Because I believe you to be strongly mistaken. From the windows 2000 XDDM reference, GDI functions Implemented by printer and display drivers:

http://msdn.microsoft.com/en-u...

You will notice that everything from font rendering to curve drawing, path filling (yes with xor), you name it _CAN_ be implemented although only a small subset is required. _BUT_, I would say that most were implemented by the better hardware manufactures for the common video resolutions.
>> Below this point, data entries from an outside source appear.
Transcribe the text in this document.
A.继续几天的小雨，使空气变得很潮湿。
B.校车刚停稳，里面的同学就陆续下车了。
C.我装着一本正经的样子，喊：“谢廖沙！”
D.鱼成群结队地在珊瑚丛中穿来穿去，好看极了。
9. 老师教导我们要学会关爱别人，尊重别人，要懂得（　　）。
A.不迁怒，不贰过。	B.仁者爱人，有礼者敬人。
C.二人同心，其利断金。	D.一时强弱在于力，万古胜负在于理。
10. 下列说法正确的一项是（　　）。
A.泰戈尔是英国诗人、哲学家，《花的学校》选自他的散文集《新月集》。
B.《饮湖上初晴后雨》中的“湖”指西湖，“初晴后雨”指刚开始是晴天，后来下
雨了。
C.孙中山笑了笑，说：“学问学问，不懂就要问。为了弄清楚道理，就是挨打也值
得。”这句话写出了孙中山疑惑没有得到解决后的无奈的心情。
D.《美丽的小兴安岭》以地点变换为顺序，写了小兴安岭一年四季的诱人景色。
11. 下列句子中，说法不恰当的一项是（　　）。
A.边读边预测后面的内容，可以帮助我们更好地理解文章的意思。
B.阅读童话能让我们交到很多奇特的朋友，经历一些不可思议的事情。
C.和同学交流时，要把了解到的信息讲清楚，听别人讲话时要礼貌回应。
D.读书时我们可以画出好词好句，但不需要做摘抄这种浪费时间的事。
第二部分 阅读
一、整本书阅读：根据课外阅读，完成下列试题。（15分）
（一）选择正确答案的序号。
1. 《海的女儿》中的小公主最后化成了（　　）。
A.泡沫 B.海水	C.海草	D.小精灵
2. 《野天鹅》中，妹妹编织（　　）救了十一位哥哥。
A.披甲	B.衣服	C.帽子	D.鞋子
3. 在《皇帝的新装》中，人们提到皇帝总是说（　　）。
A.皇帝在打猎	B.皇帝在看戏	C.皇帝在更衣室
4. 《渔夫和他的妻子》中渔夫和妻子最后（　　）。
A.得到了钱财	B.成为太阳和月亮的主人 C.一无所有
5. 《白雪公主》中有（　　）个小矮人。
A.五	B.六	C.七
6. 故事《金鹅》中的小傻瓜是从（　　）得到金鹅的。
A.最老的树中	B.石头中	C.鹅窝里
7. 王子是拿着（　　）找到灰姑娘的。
You will also notice that the documentation has been updated and says "The functions documented in this section are implemented by printer drivers and by drivers in the Windows 2000 display driver model, but they are not implemented by drivers in the Windows Vista display driver model." This is also directly noticeable in GDI benchmarks between the two OS's (especially when run on slower CPU machines, or while monitoring CPU usage). There are also a fair number of youtube ( for example https://www.youtube.com/watch?...) videos of people showing things like the scrolling speeds in explorer on XP vs vista. 7 improved the situation slightly, but as of a few years ago the benchmarks I remember seeing were still strongly tilted in XP's favor if one monitors CPU usage during the benchmark.

Comment Re:So what's Metro? (Score 1) 545

Standard desktop apps were accelerated on OS's that predate windows vista. In fact GDI was hardware accelerated all they way back to the window 3.0 days.

This is actually one of the reasons that older windows releases often feel snappier, since probably >50% of windows applications are using GDI or a toolkit that uses GDI.